Jacobs follows a long list of publicly late offenders who value their time over others. In 2016, Kanye West made fashionistas wait two hours in the hot sun before starting his Yeezy Season 4 at Roosevelt Island in New York City — a production that took four hours — infuriating showgoers and big names and editors in the industry. And New York City mayor Bill De Blasio has also publicly struggled with being on time, like the time he disrespected family members of the 265 people who died in the 2001 crash of Flight 587 by showing up late for the annual memorial service in Queens in 2014. The New York Post attempted to help Hizzoner by giving him an alarm clock with no snooze button after the mishap. It apparently didn’t help, as the mayor was reportedly late to several events on the campaign trail during his re-election last year.

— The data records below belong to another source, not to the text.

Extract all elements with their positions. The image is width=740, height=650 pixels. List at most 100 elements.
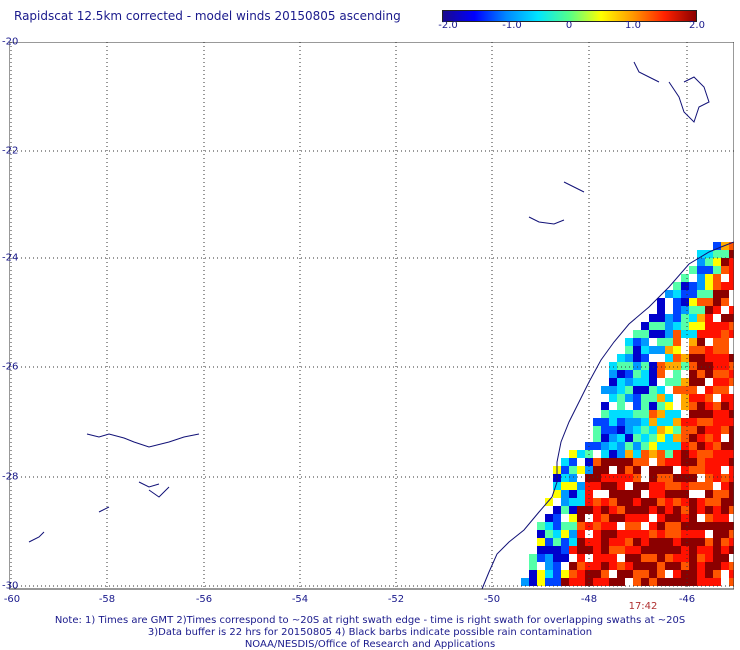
lon-label--52: -52 [387, 594, 405, 605]
wind-cell [665, 530, 673, 538]
wind-cell [649, 322, 657, 330]
wind-cell [681, 562, 689, 570]
wind-cell [681, 546, 689, 554]
wind-cell [593, 514, 601, 522]
wind-cell [657, 362, 665, 370]
coastline-segment [563, 181, 585, 193]
wind-cell [633, 530, 641, 538]
wind-cell [721, 266, 729, 274]
wind-cell [537, 570, 545, 578]
wind-cell [617, 570, 625, 578]
wind-cell [569, 458, 577, 466]
wind-cell [697, 370, 705, 378]
coastline-segment [98, 506, 110, 513]
wind-cell [713, 298, 721, 306]
wind-cell [641, 506, 649, 514]
wind-cell [689, 370, 697, 378]
wind-cell [689, 458, 697, 466]
wind-cell [625, 554, 633, 562]
wind-cell [641, 442, 649, 450]
wind-cell [625, 474, 633, 482]
wind-cell [705, 362, 713, 370]
wind-cell [681, 330, 689, 338]
wind-cell [617, 514, 625, 522]
wind-cell [729, 482, 734, 490]
wind-cell [633, 466, 641, 474]
wind-cell [697, 434, 705, 442]
wind-cell [729, 538, 734, 546]
wind-cell [705, 570, 713, 578]
wind-cell [705, 538, 713, 546]
wind-cell [681, 450, 689, 458]
lon-label--48: -48 [580, 594, 598, 605]
wind-cell [729, 274, 734, 282]
wind-cell [713, 306, 721, 314]
wind-cell [545, 570, 553, 578]
wind-cell [609, 458, 617, 466]
wind-cell [625, 530, 633, 538]
wind-cell [553, 570, 561, 578]
wind-cell [697, 562, 705, 570]
wind-cell [673, 354, 681, 362]
wind-cell [649, 402, 657, 410]
wind-cell [593, 498, 601, 506]
wind-cell [641, 434, 649, 442]
wind-cell [705, 298, 713, 306]
wind-cell [673, 330, 681, 338]
wind-cell [553, 538, 561, 546]
wind-cell [673, 562, 681, 570]
wind-cell [689, 506, 697, 514]
wind-cell [633, 490, 641, 498]
wind-cell [697, 274, 705, 282]
wind-cell [689, 322, 697, 330]
wind-cell [713, 578, 721, 586]
wind-cell [721, 458, 729, 466]
wind-cell [697, 402, 705, 410]
wind-cell [721, 370, 729, 378]
wind-cell [713, 530, 721, 538]
wind-cell [641, 354, 649, 362]
wind-cell [625, 370, 633, 378]
wind-cell [657, 426, 665, 434]
wind-cell [641, 530, 649, 538]
wind-cell [705, 562, 713, 570]
wind-cell [609, 498, 617, 506]
wind-cell [625, 562, 633, 570]
wind-cell [713, 458, 721, 466]
wind-cell [593, 538, 601, 546]
wind-cell [617, 562, 625, 570]
wind-cell [657, 562, 665, 570]
wind-cell [713, 378, 721, 386]
wind-cell [681, 394, 689, 402]
wind-cell [633, 354, 641, 362]
wind-cell [713, 434, 721, 442]
wind-cell [561, 530, 569, 538]
wind-cell [681, 514, 689, 522]
wind-cell [729, 250, 734, 258]
wind-cell [617, 442, 625, 450]
wind-cell [577, 546, 585, 554]
wind-cell [665, 290, 673, 298]
wind-cell [681, 490, 689, 498]
wind-cell [649, 378, 657, 386]
wind-cell [593, 570, 601, 578]
wind-cell [657, 506, 665, 514]
wind-cell [697, 442, 705, 450]
wind-cell [625, 378, 633, 386]
wind-cell [729, 322, 734, 330]
wind-cell [713, 450, 721, 458]
wind-cell [673, 442, 681, 450]
wind-cell [617, 498, 625, 506]
wind-cell [673, 570, 681, 578]
wind-cell [705, 250, 713, 258]
wind-cell [625, 362, 633, 370]
wind-cell [697, 306, 705, 314]
wind-cell [729, 394, 734, 402]
wind-cell [721, 482, 729, 490]
wind-cell [713, 258, 721, 266]
wind-cell [681, 434, 689, 442]
wind-cell [617, 394, 625, 402]
wind-cell [601, 418, 609, 426]
wind-cell [617, 546, 625, 554]
wind-cell [617, 482, 625, 490]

Research by Blue Jeans Network shows a whopping 81% of meetings fail to start on time. And 29% of workers admitted they were late to work at least once a month, despite more than half of employers (53%) expecting workers to show up on time every day, according to a 2017 survey from Careerbuilder. But just because lateness is becoming more frequent, doesn’t make it acceptable, Thomas said, adding that it can drastically stunt your career growth.
“It tarnishes your professional image and puts you in a very bad light and that can go on to allow you to not be considered for promotions or other things going on,” Thomas said. “It affects a whole area of your life, not just the fact that you were late to a meeting. Excuses are really not becoming of somebody who is looking to climb the corporate ladder.”
And it’s worth noting that 41% of employers surveyed in the Careerbuilder study said they fired someone for being late.
To avoid some of the most extreme outcomes, Thomas advises people to always show up five to 10 minutes before a meeting or to work in general. If you show up even one minute passed the designated time, you’re late, she said. It also helps to look over your schedule the night before a big meeting or event to know what exactly you need to prepare so that you’re not running around last minute. If you’re driving in to work, Thomas suggests setting your clock back 10 to 15 minutes.
Whether you’re a public figure, or clocking in at the office, expect a zero-tolerance lateness policy.
“There just is not an excuse,” Thomas said. “If something catastrophic happens that’s different, but just to be late because you’re busy is just not acceptable in the business world.”